「真贋保証サービス」を日本の全セラーに無料で開放 eBayが示すグローバルプラットフォームとしての責任
イーベイ・ジャパン株式会社は2023年末にアジアで初となる真贋鑑定・配送サービス日本鑑定センターを開設し、一部セラー向けに「真贋保証サービス」を展開してきたが、2025年4月からその対象を日本の全セラーに拡大。カテゴリーもこれまでのハンドバッグに、ジュエリーと腕時計が加わり、「eBay」を通じて米国に販売する日本のセラー(売り手)にとって、より安全な取引環境が整ったと言えるだろう。

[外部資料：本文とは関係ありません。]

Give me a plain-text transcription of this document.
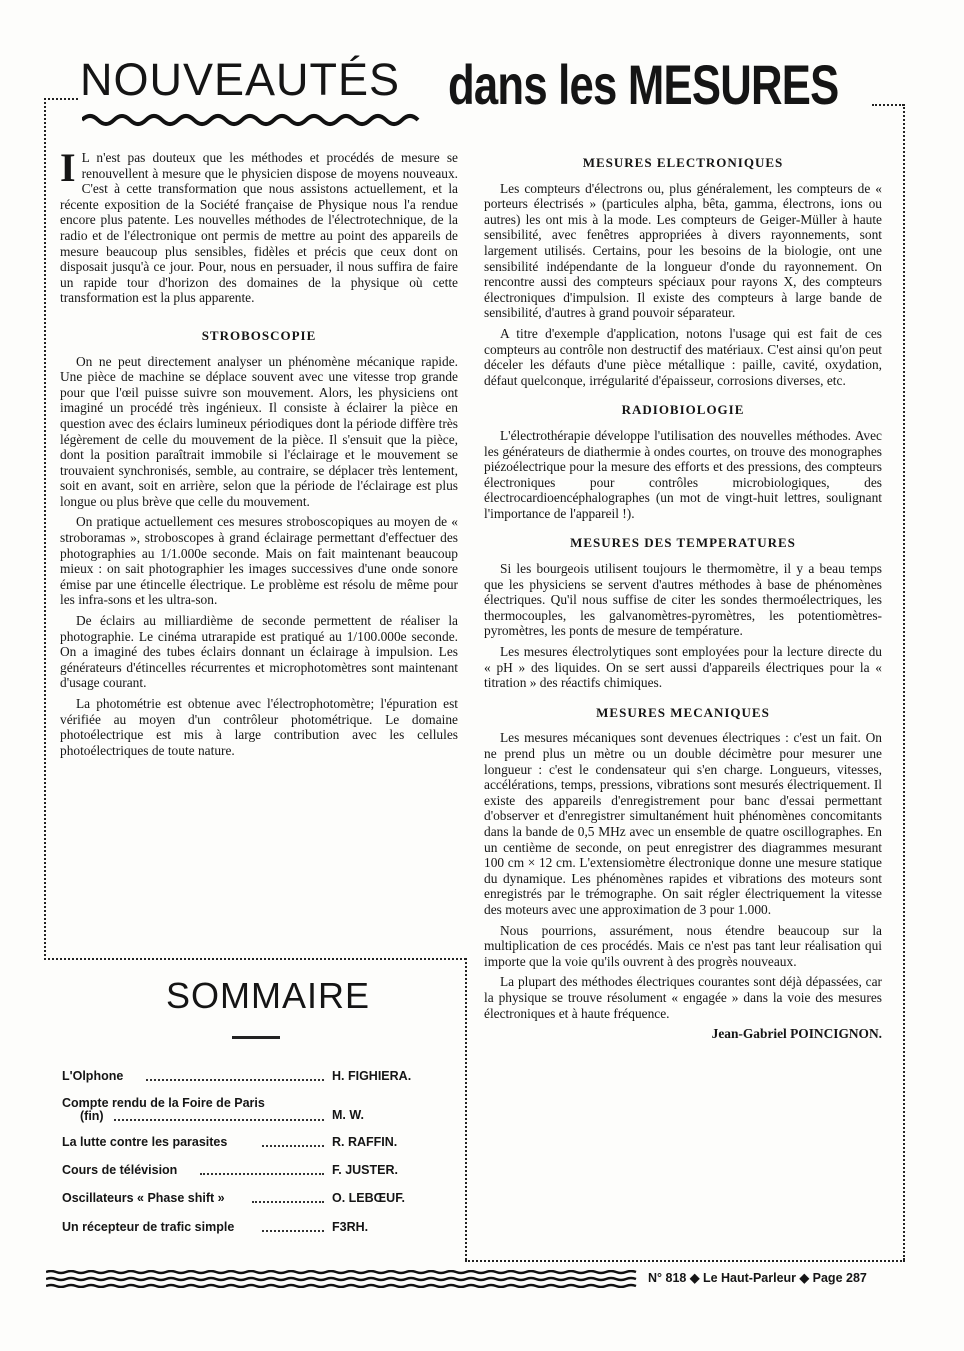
NOUVEAUTÉS dans les MESURES

I L n'est pas douteux que les méthodes et procédés de mesure se renouvellent à mesure que le physicien dispose de moyens nouveaux. C'est à cette transformation que nous assistons actuellement, et la récente exposition de la Société française de Physique nous l'a rendue encore plus patente. Les nouvelles méthodes de l'électrotechnique, de la radio et de l'électronique ont permis de mettre au point des appareils de mesure beaucoup plus sensibles, fidèles et précis que ceux dont on disposait jusqu'à ce jour. Pour, nous en persuader, il nous suffira de faire un rapide tour d'horizon des domaines de la physique où cette transformation est la plus apparente.

STROBOSCOPIE

On ne peut directement analyser un phénomène mécanique rapide. Une pièce de machine se déplace souvent avec une vitesse trop grande pour que l'œil puisse suivre son mouvement. Alors, les physiciens ont imaginé un procédé très ingénieux. Il consiste à éclairer la pièce en question avec des éclairs lumineux périodiques dont la période diffère très légèrement de celle du mouvement de la pièce. Il s'ensuit que la pièce, dont la position paraîtrait immobile si l'éclairage et le mouvement se trouvaient synchronisés, semble, au contraire, se déplacer très lentement, soit en avant, soit en arrière, selon que la période de l'éclairage est plus longue ou plus brève que celle du mouvement.

On pratique actuellement ces mesures stroboscopiques au moyen de « stroboramas », stroboscopes à grand éclairage permettant d'effectuer des photographies au 1/1.000e seconde. Mais on fait maintenant beaucoup mieux : on sait photographier les images successives d'une onde sonore émise par une étincelle électrique. Le problème est résolu de même pour les infra-sons et les ultra-son.

De éclairs au milliardième de seconde permettent de réaliser la photographie. Le cinéma utrarapide est pratiqué au 1/100.000e seconde. On a imaginé des tubes éclairs donnant un éclairage à impulsion. Les générateurs d'étincelles récurrentes et microphotomètres sont maintenant d'usage courant.

La photométrie est obtenue avec l'électrophotomètre; l'épuration est vérifiée au moyen d'un contrôleur photométrique. Le domaine photoélectrique est mis à large contribution avec les cellules photoélectriques de toute nature.

MESURES ELECTRONIQUES

Les compteurs d'électrons ou, plus généralement, les compteurs de « porteurs électrisés » (particules alpha, bêta, gamma, électrons, ions ou autres) les ont mis à la mode. Les compteurs de Geiger-Müller à haute sensibilité, avec fenêtres appropriées à divers rayonnements, sont largement utilisés. Certains, pour les besoins de la biologie, ont une sensibilité indépendante de la longueur d'onde du rayonnement. On rencontre aussi des compteurs spéciaux pour rayons X, des compteurs électroniques d'impulsion. Il existe des compteurs à large bande de sensibilité, d'autres à grand pouvoir séparateur.

A titre d'exemple d'application, notons l'usage qui est fait de ces compteurs au contrôle non destructif des matériaux. C'est ainsi qu'on peut déceler les défauts d'une pièce métallique : paille, cavité, oxydation, défaut quelconque, irrégularité d'épaisseur, corrosions diverses, etc.

RADIOBIOLOGIE

L'électrothérapie développe l'utilisation des nouvelles méthodes. Avec les générateurs de diathermie à ondes courtes, on trouve des monographes piézoélectrique pour la mesure des efforts et des pressions, des compteurs électroniques pour contrôles microbiologiques, des électrocardioencéphalographes (un mot de vingt-huit lettres, soulignant l'importance de l'appareil !).

MESURES DES TEMPERATURES

Si les bourgeois utilisent toujours le thermomètre, il y a beau temps que les physiciens se servent d'autres méthodes à base de phénomènes électriques. Qu'il nous suffise de citer les sondes thermoélectriques, les thermocouples, les galvanomètres-pyromètres, les potentiomètres-pyromètres, les ponts de mesure de température.

Les mesures électrolytiques sont employées pour la lecture directe du « pH » des liquides. On se sert aussi d'appareils électriques pour la « titration » des réactifs chimiques.

MESURES MECANIQUES

Les mesures mécaniques sont devenues électriques : c'est un fait. On ne prend plus un mètre ou un double décimètre pour mesurer une longueur : c'est le condensateur qui s'en charge. Longueurs, vitesses, accélérations, temps, pressions, vibrations sont mesurés électriquement. Il existe des appareils d'enregistrement pour banc d'essai permettant d'observer et d'enregistrer simultanément huit phénomènes concomitants dans la bande de 0,5 MHz avec un ensemble de quatre oscillographes. En un centième de seconde, on peut enregistrer des diagrammes mesurant 100 cm × 12 cm. L'extensiomètre électronique donne une mesure statique du dynamique. Les phénomènes rapides et vibrations des moteurs sont enregistrés par le trémographe. On sait régler électriquement la vitesse des moteurs avec une approximation de 3 pour 1.000.

Nous pourrions, assurément, nous étendre beaucoup sur la multiplication de ces procédés. Mais ce n'est pas tant leur réalisation qui importe que la voie qu'ils ouvrent à des progrès nouveaux.

La plupart des méthodes électriques courantes sont déjà dépassées, car la physique se trouve résolument « engagée » dans la voie des mesures électroniques et à haute fréquence.

Jean-Gabriel POINCIGNON.
SOMMAIRE
L'Olphone	H. FIGHIERA.
Compte rendu de la Foire de Paris
(fin)	M. W.
La lutte contre les parasites	R. RAFFIN.
Cours de télévision	F. JUSTER.
Oscillateurs « Phase shift »	O. LEBŒUF.
Un récepteur de trafic simple	F3RH.
N° 818 ◆ Le Haut-Parleur ◆ Page 287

バイヤー(買い手)とセラーの双方に大きなメリットをもたらす今回の「真贋保証サービス」の拡大について、日本鑑定センターを牽引するイーベイ・ジャパン株式会社 ジャパンアカウントマネジメント部 ストラテジックアカウントマネジメント課 マネージャー 北爪紀子氏に聞いた。
真贋保証サービスを日本の全セラーへ無料で開放
──2023年12月から日本で提供しているeBayの「真贋保証サービス」について、あらためてその概要をお聞かせください。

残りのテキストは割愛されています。